President Barack Obama on Wednesday imposed a salary cap of $500,000 for top executives at companies that receive large amounts of bailout money, saying that some executives were being "rewarded for failure," in part with taxpayer-subsidized money.

"We all need to take responsibility," the president said as he prompted Congress once again to act on his economic stimulus program and repeated his comments that some Wall Street executives had shown "the height of irresponsibility."

"We don't begrudge anybody for achieving success, and we believe that success should be rewarded," he said. "But what gets people upset - and rightfully so - are executives being rewarded for failure, especially when those rewards are subsidized by U.S. taxpayers."

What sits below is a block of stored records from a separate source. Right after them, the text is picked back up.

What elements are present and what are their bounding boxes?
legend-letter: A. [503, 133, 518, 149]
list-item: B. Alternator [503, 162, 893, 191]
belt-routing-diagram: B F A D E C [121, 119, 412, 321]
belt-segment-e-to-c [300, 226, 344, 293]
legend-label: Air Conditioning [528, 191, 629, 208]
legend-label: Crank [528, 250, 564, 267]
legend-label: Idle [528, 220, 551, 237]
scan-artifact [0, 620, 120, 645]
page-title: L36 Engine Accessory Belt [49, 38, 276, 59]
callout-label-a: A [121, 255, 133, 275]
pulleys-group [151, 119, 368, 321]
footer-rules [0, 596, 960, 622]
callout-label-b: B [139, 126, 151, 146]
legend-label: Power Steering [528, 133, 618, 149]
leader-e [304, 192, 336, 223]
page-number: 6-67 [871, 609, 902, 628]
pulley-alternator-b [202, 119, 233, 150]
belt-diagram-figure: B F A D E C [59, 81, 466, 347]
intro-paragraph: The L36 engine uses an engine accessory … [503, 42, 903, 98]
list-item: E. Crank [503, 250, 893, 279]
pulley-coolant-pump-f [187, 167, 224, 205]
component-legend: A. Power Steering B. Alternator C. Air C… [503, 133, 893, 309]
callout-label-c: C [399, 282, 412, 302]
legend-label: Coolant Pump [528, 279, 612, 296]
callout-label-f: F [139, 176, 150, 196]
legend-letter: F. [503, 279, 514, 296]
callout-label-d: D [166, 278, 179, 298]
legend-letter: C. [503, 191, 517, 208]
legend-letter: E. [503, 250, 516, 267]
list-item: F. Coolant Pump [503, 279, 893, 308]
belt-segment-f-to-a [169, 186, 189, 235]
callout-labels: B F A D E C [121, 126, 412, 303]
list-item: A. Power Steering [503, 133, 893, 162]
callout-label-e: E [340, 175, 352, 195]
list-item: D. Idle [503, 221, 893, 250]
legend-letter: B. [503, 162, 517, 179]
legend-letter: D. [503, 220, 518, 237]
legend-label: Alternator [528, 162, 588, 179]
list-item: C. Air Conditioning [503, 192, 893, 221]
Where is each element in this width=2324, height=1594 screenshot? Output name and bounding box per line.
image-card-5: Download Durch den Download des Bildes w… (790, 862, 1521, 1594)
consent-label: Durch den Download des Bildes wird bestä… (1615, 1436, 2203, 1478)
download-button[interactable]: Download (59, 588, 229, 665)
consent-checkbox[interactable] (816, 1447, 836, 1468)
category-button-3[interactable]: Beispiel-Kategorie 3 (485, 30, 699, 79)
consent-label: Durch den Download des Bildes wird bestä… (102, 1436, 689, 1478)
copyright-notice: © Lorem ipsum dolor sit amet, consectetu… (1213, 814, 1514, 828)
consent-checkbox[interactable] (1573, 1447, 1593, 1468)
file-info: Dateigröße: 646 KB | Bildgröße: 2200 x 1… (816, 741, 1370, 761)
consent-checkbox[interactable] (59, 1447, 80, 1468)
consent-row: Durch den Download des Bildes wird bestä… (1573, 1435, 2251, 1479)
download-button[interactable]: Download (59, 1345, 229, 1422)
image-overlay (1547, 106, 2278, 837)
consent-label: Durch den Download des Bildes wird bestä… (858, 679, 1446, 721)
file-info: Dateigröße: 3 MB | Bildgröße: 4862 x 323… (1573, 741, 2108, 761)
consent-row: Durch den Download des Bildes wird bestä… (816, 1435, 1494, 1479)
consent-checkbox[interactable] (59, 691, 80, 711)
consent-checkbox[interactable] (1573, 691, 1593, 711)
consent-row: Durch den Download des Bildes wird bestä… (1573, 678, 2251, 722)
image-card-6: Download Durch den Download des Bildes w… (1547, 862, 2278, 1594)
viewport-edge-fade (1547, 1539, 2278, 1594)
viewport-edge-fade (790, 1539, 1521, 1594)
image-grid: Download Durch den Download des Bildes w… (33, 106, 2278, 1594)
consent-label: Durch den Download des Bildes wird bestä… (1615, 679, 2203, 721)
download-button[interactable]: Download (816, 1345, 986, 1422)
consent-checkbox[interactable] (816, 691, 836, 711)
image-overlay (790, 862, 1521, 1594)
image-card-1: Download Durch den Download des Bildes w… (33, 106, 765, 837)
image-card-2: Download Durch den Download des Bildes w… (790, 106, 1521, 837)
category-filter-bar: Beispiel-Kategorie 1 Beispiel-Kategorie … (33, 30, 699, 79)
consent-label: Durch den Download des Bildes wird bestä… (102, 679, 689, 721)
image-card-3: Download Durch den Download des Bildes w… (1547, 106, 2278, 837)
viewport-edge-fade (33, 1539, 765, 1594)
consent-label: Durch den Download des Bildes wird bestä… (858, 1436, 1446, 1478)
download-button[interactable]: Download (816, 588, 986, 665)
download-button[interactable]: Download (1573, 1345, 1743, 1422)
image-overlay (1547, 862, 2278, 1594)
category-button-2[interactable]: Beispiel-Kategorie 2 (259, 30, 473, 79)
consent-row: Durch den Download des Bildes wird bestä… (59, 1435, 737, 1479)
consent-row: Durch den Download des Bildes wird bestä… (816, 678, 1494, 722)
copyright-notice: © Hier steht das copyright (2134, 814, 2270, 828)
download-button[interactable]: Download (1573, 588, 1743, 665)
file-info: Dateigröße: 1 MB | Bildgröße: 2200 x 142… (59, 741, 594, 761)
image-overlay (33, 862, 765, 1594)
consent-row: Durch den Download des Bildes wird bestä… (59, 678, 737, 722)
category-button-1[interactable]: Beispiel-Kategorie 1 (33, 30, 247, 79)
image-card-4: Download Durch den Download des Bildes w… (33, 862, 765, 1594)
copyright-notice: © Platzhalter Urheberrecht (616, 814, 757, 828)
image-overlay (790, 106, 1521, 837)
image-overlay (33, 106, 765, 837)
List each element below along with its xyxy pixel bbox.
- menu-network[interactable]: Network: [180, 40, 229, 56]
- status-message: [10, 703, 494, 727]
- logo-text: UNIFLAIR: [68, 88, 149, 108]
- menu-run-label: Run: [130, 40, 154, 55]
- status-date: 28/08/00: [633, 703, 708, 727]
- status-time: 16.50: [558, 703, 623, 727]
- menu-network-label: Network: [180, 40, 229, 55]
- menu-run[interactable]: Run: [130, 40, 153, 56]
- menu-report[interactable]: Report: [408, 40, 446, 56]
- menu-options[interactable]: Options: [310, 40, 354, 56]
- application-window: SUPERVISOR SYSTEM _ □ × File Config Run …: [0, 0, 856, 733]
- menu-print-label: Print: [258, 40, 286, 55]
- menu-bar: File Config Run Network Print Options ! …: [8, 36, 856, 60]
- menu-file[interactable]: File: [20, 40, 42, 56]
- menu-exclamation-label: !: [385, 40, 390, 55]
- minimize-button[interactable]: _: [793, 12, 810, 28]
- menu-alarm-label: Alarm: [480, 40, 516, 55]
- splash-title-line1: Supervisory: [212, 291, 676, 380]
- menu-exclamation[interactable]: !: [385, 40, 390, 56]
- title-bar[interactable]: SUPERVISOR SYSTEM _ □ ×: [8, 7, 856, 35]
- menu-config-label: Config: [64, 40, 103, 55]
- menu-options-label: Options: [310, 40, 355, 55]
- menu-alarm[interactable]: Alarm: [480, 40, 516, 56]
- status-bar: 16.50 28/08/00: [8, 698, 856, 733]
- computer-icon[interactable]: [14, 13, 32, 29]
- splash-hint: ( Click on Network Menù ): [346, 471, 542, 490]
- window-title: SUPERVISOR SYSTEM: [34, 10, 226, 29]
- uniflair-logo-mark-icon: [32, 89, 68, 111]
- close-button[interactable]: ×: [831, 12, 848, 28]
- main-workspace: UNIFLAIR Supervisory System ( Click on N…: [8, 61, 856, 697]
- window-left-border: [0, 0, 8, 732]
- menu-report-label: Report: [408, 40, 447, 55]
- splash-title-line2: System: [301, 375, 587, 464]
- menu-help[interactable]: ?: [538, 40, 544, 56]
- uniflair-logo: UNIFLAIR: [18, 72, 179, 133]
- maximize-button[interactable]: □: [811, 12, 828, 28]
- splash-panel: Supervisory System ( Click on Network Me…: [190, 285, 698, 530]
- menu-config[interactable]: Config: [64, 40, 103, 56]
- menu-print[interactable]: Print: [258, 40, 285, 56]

The President thinks top executives should not be rewarded for failure. Fair enough. What the heck then is the stimulus package doing there in the first place? More importantly, this fallacy of thinking of wealth as something static is very destructive. For instance, if a mother was sitting at the dining table with five children and ready to cut the cake in front of her, each kid would wish that his brother would get a smaller piece which would leave more for him. It is out of a common pot, in this case a common cake, that the benefit is ultimately distributed from. This is the governments' method which completely divorcing effort from reward leads us straight to the tragedy of the commons. The notion that wealth merely needs to be distributed is patently false. Wealth like, the cake or any other thing should be first created before it distributed. Thus, if anybody has more of wealth, then he has deserved it by producing an equivalent amount of value worth trading for. This is justice. However, in the governments view, it is the exact opposite of justice that prevails -- where the best among many are overlooked, or even worse neglected. When Obama said, "But what gets people upset - and rightfully so - are executives being rewarded for failure, especially when those rewards are subsidized by U.S. taxpayers." It is time to ask the question why should the taxpayers pay for the mistakes for private companies? If they deserve to fail in the market selling an inferior product, just why should an innocent tax payer have to bear the brunt of it? In a proper private company, the shareholders decide how much an executive or if he should be paid at all. But how can the government think the pay is "too much". How the heck do they know what is "too much" and what is "too little". I mean, when is there no mechanism to fix salaries based on market pressures, any arbitrary salary will do. Its like wanting to swim in the water without getting into the swimming pool!

Even if Obama is well-intentioned, the result will acheive its exact opposite. For instance, if the stimulus package is designed to protect the "major" companies from competition; save people from unemployment and retain the business a tailor or another proffessional would have existed had the person not been unemployed. Still the package would still fail. Henry Hazlitt in his book, "Economics in one Lesson" teaches that its important to look long range than the range of the moment effects. Supposing Obama actually did save the workforce, it would not change the fact that taxpayers paid for those workers to stay in employment. If they would have saved that extra tax money they gave away, they would spend it on something else that they dont have today. This makes way for employment in other sectors and new industries. No new job is created by the stimulus package, but all we are left with is an unfit subsidized company which is unable to conquer the market, but still is in business.

This is what Obama chooses to call "basic common sense", then it is the perversion of justice; innocent tax payers paying for the mistakes of private companies. When the government starts financing a private company with the taxpayers money, it goes without saying -- anything goes, especially causes that the government is propagandizing -- like CEO pay.

1 comment:

Ted said...

While it should go without saying that even a legitimate President's "ordered" $500,000 pay cap is an unenforceable intrusion into the private sector, as if that weren't enough, Obama LACKS EVEN OSTENSIBLE AUTHORITY to issue the order UNTIL HE OVERCOMES "RES IPSA LOQUITUR" BY SUPPLYING HIS LONG FORM BIRTH CERTIFICATE AND PROVING HIS ELIGIBILITY TO BE PRESIDENT UNDER ARTICLE 2 OF THE US CONSTITUTION.